Community service block grants are federal funds allocated to organizations and community action agencies and associations in 31 states. In Illinois, 102 counties and the city of Chicago receive community service block grants. They help to develop low-income communities by providing money for special programs in housing, health, transportation, education and many other programs Hart said every disadvantaged community needs.
“All of the community action agencies are in a similar position here, we’re all looking at potential cuts,” she said.
For now, Dalitso Sulamoyo, president and CEO of the Illinois Association of Community Action Agencies, is compiling a statewide impact analysis to find out how much money each agency will lose.
Maureen Hart’s Rock Island-based community action agency received $507,000 of the $15 million in community service block grant funds Illinois received for 2011. In years past, Hart said the agency received more money.
The blow will come to Hart’s agency only three years after Congress passed the American Recovery and Reinvestment Act of 2009, a law designed to stabilize the economy by providing more money to community action agencies to provide more jobs while improving low-income communities. As a result of the act, in 2009 and 2010 Project NOW Inc. received $450,000 to $500,000 in block grants plus additional funds.
Hart said she understands there have to be cuts in the federal budget overall, but the wrong program is suffering. She said there are major areas of the budget where there is excess spending, but community action is not one of those areas.
The Galesburg–based Carver Community Action Agency provides educational scholarships, affordable housing, economic development with on the job training, and a loan program with its community service block grants. In 2010 and 2011, it received $134,246 in block grants. In 2009, it received over $202,000.
The agency’s program manager, Steve Day-Kaufman, said families have been benefiting from programs through community service budget grants for years. It’s a unique program that’s a necessity for communities because the money is used to develop programs the community vocalized a need for, Day-Kaufman said.
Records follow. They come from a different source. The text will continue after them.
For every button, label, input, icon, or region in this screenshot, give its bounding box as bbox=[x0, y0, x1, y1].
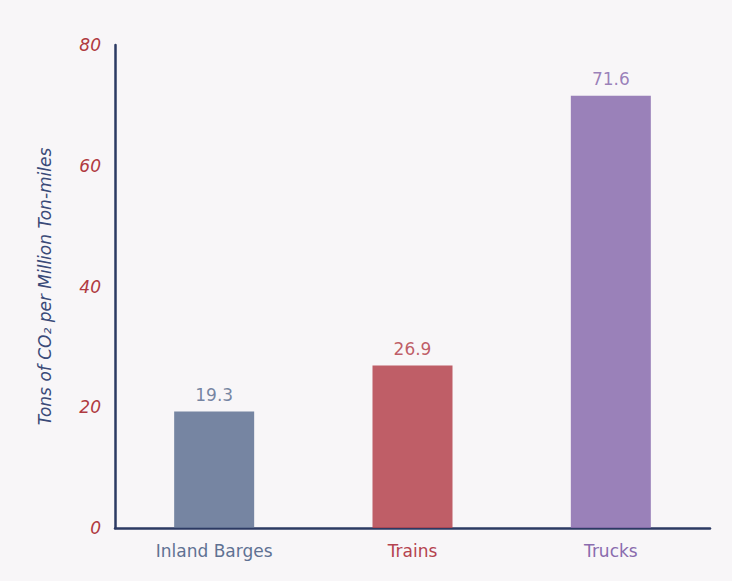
svg-text:60: 60 bbox=[79, 156, 101, 176]
svg-text:Trucks: Trucks bbox=[583, 541, 638, 561]
svg-text:Tons of CO₂ per Million Ton-mi: Tons of CO₂ per Million Ton-miles bbox=[35, 148, 55, 426]
svg-text:26.9: 26.9 bbox=[394, 339, 432, 359]
svg-text:20: 20 bbox=[79, 397, 101, 417]
svg-text:0: 0 bbox=[90, 518, 101, 538]
svg-text:80: 80 bbox=[79, 35, 101, 55]
svg-text:19.3: 19.3 bbox=[195, 385, 233, 405]
svg-text:40: 40 bbox=[79, 277, 101, 297]
svg-text:71.6: 71.6 bbox=[592, 69, 630, 89]
svg-text:Trains: Trains bbox=[387, 541, 438, 561]
svg-text:Inland Barges: Inland Barges bbox=[156, 541, 273, 561]
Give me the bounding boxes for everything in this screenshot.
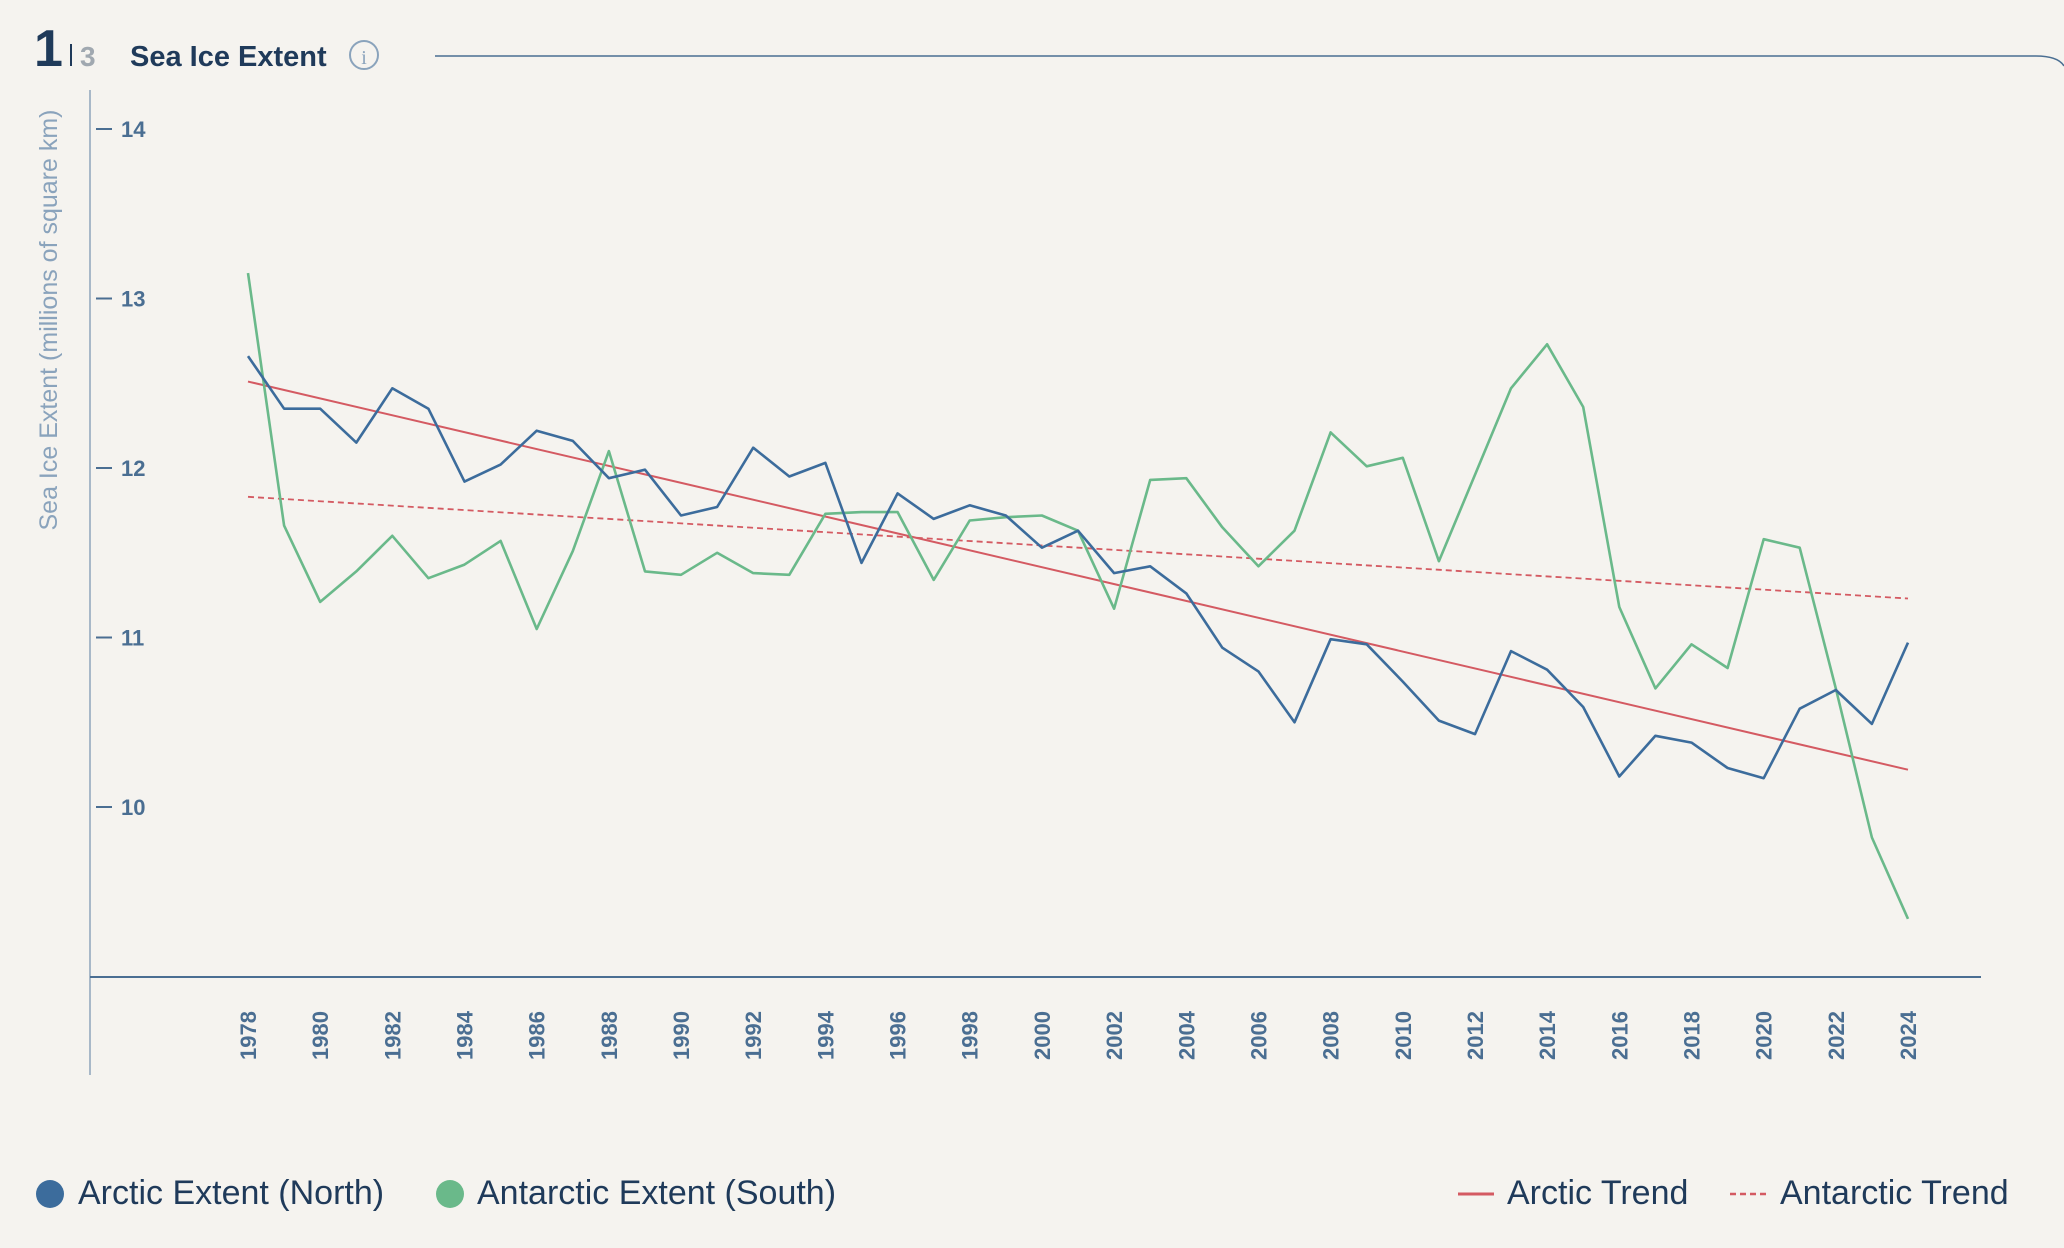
legend: Arctic Extent (North) Antarctic Extent (… xyxy=(36,1174,2009,1212)
page-current: 1 xyxy=(34,20,63,78)
x-tick-label: 2018 xyxy=(1679,1011,1704,1060)
x-tick-label: 2016 xyxy=(1607,1011,1632,1060)
y-tick-label: 13 xyxy=(121,287,145,312)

He also said agencies that serve one county, like his, will be devastated, but it will be worse for agencies that cover over nine counties.
Debra Walker Johnson, vice president of marketing and development for National Able Network, a non-profit agency that provides employment training, said the lack of funds will prevent her agency from doing its job.
In 2009 National Able Network received $217, 666 in block grant money.
On average, it serves an estimated 50,000 clients a year. Walker Johnson said her agency, like all the others, is waiting on results from the Illinois Association of Community Action Agencies. But, under a 7.5 percent cut, its client base is likely to decrease substantially.
“It will impact our ability to deliver job training to Chicago residents and veterans,” she said.
She also said there are already hundreds of people looking for jobs, and with a cut as severe as $300 million, the people who help provide jobs will end up alongside their clients.
Hart said that instead of taking money away from community block grants, more money needs to go toward these programs. She’s preparing for the cuts, but insists there should be more funds for community development.
“In reality it needs to be increased,” she said.